Akurat

Pacu Pertumbuhan, Pemerintah Gelontorkan Stimulus ke Sektor Transportasi dan Manufaktur

Hefriday | 2 Desember 2025, 16:35 WIB
Pacu Pertumbuhan, Pemerintah Gelontorkan Stimulus ke Sektor Transportasi dan Manufaktur

AKURAT.CO Menjelang periode libur Natal 2025 dan Tahun Baru 2026, pemerintah menyiapkan serangkaian stimulus untuk menjaga daya beli masyarakat. 
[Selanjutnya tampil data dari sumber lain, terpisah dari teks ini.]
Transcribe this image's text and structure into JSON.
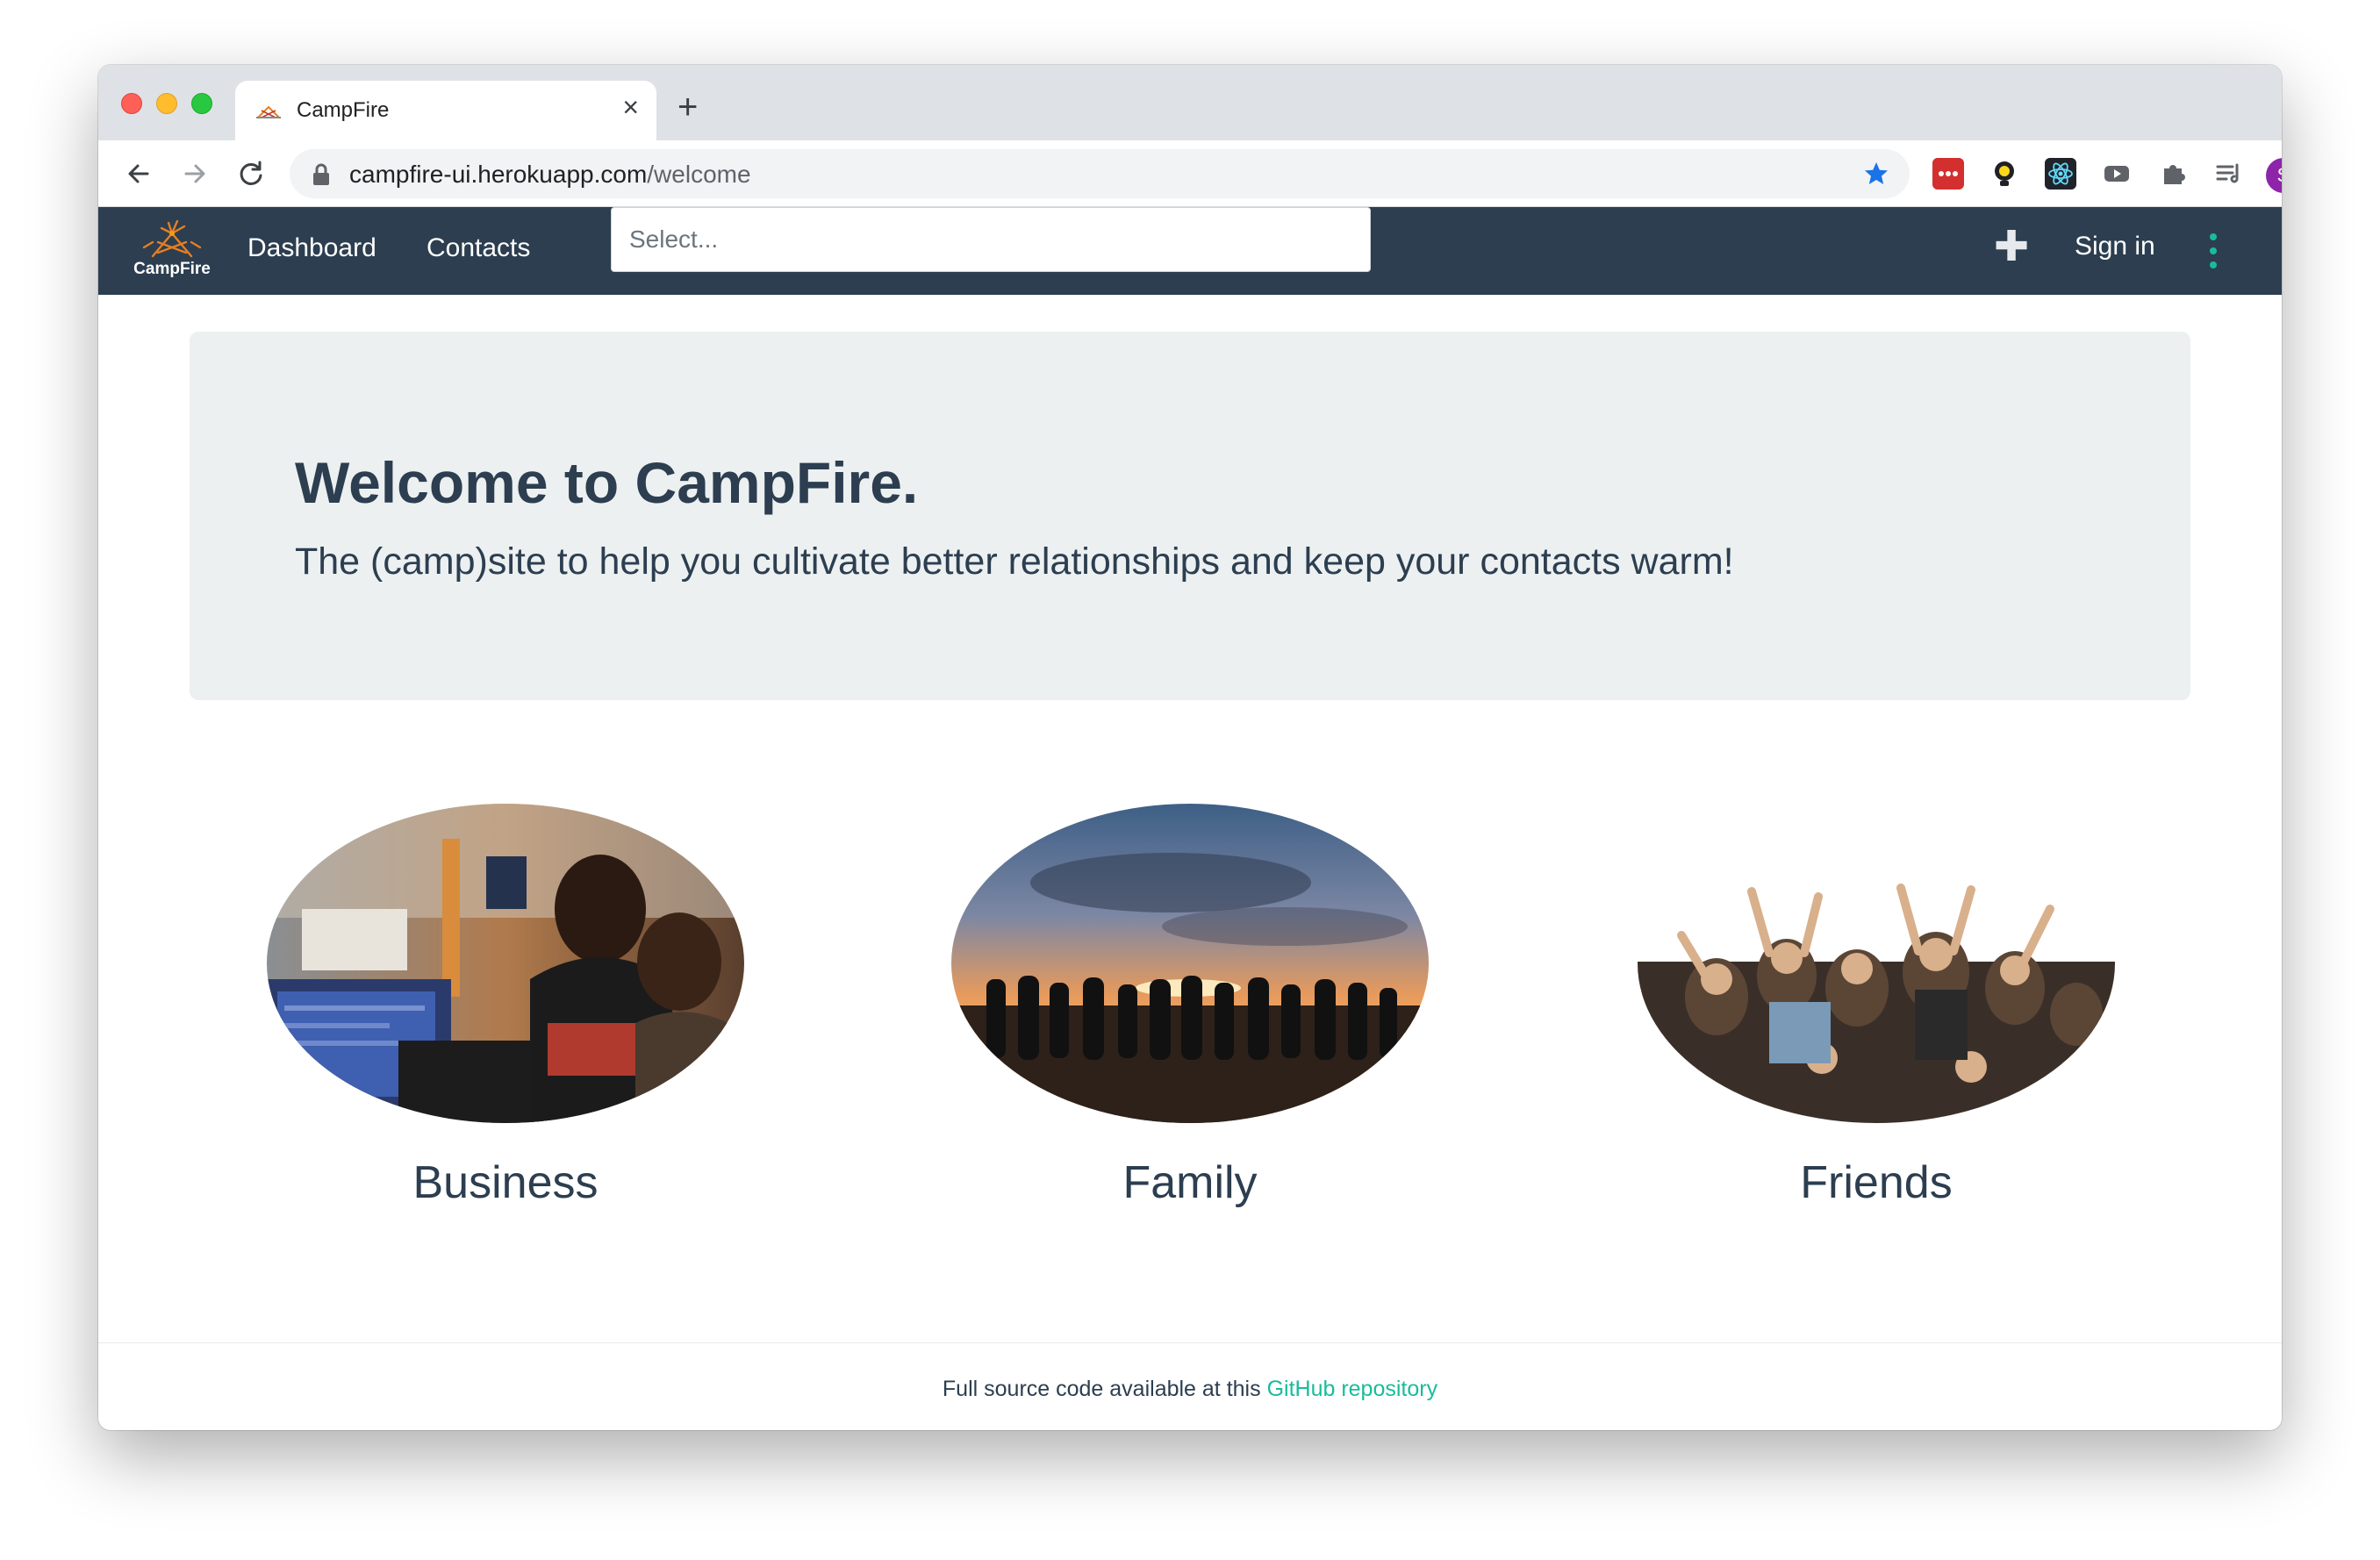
{
  "browser": {
    "tab_title": "CampFire",
    "tab_close": "×",
    "new_tab": "+",
    "url_host": "campfire-ui.herokuapp.com",
    "url_path": "/welcome",
    "profile_initial": "S",
    "profile_color": "#8e24aa",
    "bookmark_star_color": "#1a73e8",
    "extensions": [
      "lastpass-icon",
      "lightbulb-icon",
      "react-devtools-icon",
      "youtube-icon",
      "puzzle-icon",
      "media-playlist-icon"
    ]
  },
  "navbar": {
    "brand": "CampFire",
    "links": [
      "Dashboard",
      "Contacts"
    ],
    "search_placeholder": "Select...",
    "add_label": "✚",
    "signin": "Sign in",
    "background": "#2c3e50",
    "kebab_color": "#18bc9c"
  },
  "hero": {
    "title": "Welcome to CampFire.",
    "subtitle": "The (camp)site to help you cultivate better relationships and keep your contacts warm!"
  },
  "categories": [
    {
      "label": "Business"
    },
    {
      "label": "Family"
    },
    {
      "label": "Friends"
    }
  ],
  "footer": {
    "text": "Full source code available at this ",
    "link": "GitHub repository",
    "link_color": "#18bc9c"
  }
}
Menteri Koordinator Bidang Perekonomian, Airlangga Hartarto, menyampaikan bahwa kebijakan tersebut terutama menyasar sektor transportasi dan manufaktur yang sedang menunjukkan tren positif.
 
Airlangga mengatakan tarif angkutan udara menjadi salah satu fokus pemerintah jelang mobilitas besar akhir tahun. Pasalnya, tarif pesawat tercatat naik 6,02% (mtm) pada November, sejalan dengan pola historis peningkatan permintaan.
 
Untuk menahan lonjakan biaya perjalanan masyarakat, pemerintah menargetkan program diskon tarif transportasi mulai Desember. Menurut Airlangga, langkah tersebut diperkirakan efektif menurunkan kembali tarif pesawat serta menjaga aktivitas ekonomi.
 
Dari sisi lain, pemerintah juga memantau perkembangan inflasi yang pada November berada di level 2,72% (yoy). Inflasi inti stabil di 2,36%, menunjukkan ekspektasi harga publik tetap terjaga. 
 
 
Meski demikian, kelompok pangan bergejolak masih perlu mendapat perhatian karena beberapa komoditas mengalami kenaikan akibat cuaca ekstrem.
 
Beras menjadi komoditas yang justru mencatat penurunan harga dengan deflasi 0,59% (mtm). Pemerintah menyebut hal ini sebagai hasil intervensi melalui Bantuan Pangan kepada 18,3 juta KPM serta kegiatan pasar murah dan program stabilisasi harga.
 
Dukungan terhadap daya beli masyarakat juga diperkuat dari sisi industri manufaktur. PMI Manufaktur Indonesia naik signifikan ke 53,3 pada November 2025, dari 51,2 pada Oktober.  Kenaikan ini menjadi sinyal kuat bahwa sektor industri siap menghadapi peningkatan permintaan akhir tahun.
 
Airlangga menjelaskan bahwa peningkatan aktivitas produksi mendorong perusahaan memperbesar pembelian bahan baku. Penumpukan pekerjaan yang terjadi selama delapan bulan terakhir juga membuat pelaku industri meningkatkan kapasitas tenaga kerja.
 
“Kondisi ini menunjukkan sektor manufaktur semakin solid. Momentum ekspansi ini harus dijaga karena berperan besar dalam pertumbuhan ekonomi,” kata Airlangga di Jakarta, Selasa (2/12/2025). 
 
Dari sisi perdagangan luar negeri, Indonesia masih mencatat surplus USD2,39 miliar pada Oktober 2025. Ekspor non-migas ke AS tumbuh 4,43%, memperkuat neraca perdagangan di tengah negosiasi tarif resiprokal dengan Washington.
 
Surplus yang telah berlangsung 66 bulan menjadi bantalan tambahan bagi stabilitas ekonomi. Pemerintah menilai kombinasi permintaan domestik yang solid, ekspor yang kuat, dan inflasi yang terkendali menjadi dasar optimisme memasuki akhir tahun.
 
Sejumlah insentif di sisi permintaan dan pasokan disiapkan untuk memperkuat mobilitas masyarakat pada puncak musim liburan. Pemerintah juga meminta pelaku usaha memanfaatkan momentum ini untuk menjaga produksi dan pasokan ke pasar.
 
Airlangga menegaskan, tahun 2025 diakhiri dengan kondisi yang relatif stabil dan positif. “Stimulus dan berbagai insentif akan menjadi dorongan tambahan bagi ekonomi. Dengan permintaan domestik yang meningkat secara musiman, momentum pertumbuhan diperkirakan tetap terjaga hingga awal tahun depan,” ujarnya.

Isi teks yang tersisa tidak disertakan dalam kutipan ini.